Satin was free roaming the barn this morning, munching on scraps of hay, visiting the other horses in the stalls, and just searching, searching, searching for her next score in the form of food or cribbing. She started cribbing on a stall and usually I will quietly go to her and put on her cribbing collar. I don't mind the damage to the barn, but her front teeth are almost gone! So I try to crib her cribbing, pun intended.
As usual, I picked up the collar and started to approach. She pinned her ears and skipped away with that "Teehee, you can't catch me" look on her face. No big deal. I put her collar on a stall door and went back to what I was doing.
She sneaked back over to a stall, ears forward and watching my every move, and slooowly she started to put her lip on the stall... criiiib, then looked at me. I smiled, picked up the collar and approached. She swished her tail and skidaddled.
So I thought that maybe I should play with her a bit and get her mind off cribbing. I grabbed her halter and asked her to come to me from the other side of the barn.
She came to me, was haltered, and off we went doing sideways out the barn.
Okay, so I'm trying to think of something creative that will get her interested and distract her from thinking about cribbing. How about "put your nose on it"? So we yo-yo'd a bit, then send gently to the fence.

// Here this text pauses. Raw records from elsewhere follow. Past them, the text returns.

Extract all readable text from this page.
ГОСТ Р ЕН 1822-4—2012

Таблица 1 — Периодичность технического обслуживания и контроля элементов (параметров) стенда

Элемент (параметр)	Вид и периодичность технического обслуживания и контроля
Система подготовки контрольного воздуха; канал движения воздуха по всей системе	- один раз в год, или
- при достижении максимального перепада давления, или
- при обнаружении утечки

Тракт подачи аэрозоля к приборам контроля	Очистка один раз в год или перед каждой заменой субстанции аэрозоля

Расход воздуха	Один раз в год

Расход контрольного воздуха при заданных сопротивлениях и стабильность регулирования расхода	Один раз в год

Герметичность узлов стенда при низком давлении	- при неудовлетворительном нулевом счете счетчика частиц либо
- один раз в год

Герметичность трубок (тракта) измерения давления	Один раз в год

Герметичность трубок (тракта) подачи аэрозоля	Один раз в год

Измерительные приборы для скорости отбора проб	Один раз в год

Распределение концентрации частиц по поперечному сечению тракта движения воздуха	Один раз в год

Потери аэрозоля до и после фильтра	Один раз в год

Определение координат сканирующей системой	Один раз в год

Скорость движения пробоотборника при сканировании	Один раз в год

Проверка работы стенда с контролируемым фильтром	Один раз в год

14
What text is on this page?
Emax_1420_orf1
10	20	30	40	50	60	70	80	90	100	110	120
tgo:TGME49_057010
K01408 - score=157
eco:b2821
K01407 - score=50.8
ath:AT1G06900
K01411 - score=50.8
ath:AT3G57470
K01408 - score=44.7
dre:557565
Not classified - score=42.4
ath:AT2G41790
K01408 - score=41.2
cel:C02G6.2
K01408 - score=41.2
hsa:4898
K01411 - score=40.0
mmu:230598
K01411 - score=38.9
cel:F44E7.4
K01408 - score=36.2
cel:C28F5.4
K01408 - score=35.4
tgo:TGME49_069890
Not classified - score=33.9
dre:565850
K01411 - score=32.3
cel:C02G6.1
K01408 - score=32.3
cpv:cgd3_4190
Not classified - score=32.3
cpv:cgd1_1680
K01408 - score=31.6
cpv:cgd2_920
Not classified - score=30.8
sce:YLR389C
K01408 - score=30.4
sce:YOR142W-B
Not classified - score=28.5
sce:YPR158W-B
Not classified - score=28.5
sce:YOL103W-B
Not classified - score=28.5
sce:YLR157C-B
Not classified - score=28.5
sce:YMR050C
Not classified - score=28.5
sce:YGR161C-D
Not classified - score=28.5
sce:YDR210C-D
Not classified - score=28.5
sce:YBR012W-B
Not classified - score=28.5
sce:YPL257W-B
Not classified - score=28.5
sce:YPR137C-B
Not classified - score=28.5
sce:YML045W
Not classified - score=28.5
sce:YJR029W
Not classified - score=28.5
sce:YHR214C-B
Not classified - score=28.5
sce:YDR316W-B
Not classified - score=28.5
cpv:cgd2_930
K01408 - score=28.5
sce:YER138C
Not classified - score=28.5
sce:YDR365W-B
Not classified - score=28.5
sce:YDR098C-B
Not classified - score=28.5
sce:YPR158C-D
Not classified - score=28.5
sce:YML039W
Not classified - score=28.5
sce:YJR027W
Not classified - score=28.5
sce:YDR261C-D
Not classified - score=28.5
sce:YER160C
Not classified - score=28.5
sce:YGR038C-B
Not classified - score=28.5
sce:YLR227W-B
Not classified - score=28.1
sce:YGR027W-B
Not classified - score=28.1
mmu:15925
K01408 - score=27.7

She was a little wired because she was annoyed that I kept her from windsucking and so she kept running her chest into the fence that I would send her to. I attempted to stop her 2,3, and 4 feet before the fence but she was being unengaged and then frustrated. She didn't want to try. She kept trotting back and forth, fence to fence, without me asking, threatening to jump each fence. And she wasn't thinking. I wouldn't say she was right-brained, but she was unconfident.
I didn't stop her soon enough and she decided that she wanted to go AWAY. And she did. Pulled the 12' line until I couldn't hold her anymore (she knows how to pivot her body just right until she has all the leverage and can pull the rope from me). Off she went at a full-on gallop.
I made myself smile and said out loud "How interesting."
About 10 minutes of crazy LBE naughty galloping around the farm playing "hide your hiney" and she finally turned to look at me. "Well hello, Beautiful!" I said with a smile, 15 feet from her. She stood, head high, somewhat RB but blinking, licking, and chewing as she was coming off the adrenaline. I invited her to come to me and she took one step forward as if to say "I'm done playing! Please let me stop running!"
I allowed her to come in, did some friendly, then did a little sideways and yo-yo.
I'm still chuckling about the whole episode because I'm thrilled that I responded positively instead of getting angry.
I need more savvy arrows to deal with this girl!
1 comment:
I am glad you can laugh. having a sense of humor is important around horses. Bodhi did that once so far and it was actually during a'circle game' in the pasture at the old barn. I think that is the only time he has decided to leave (on a line that is). I am happy for it since once their mind is made up there really is not any stopping them. No rope burn I hope?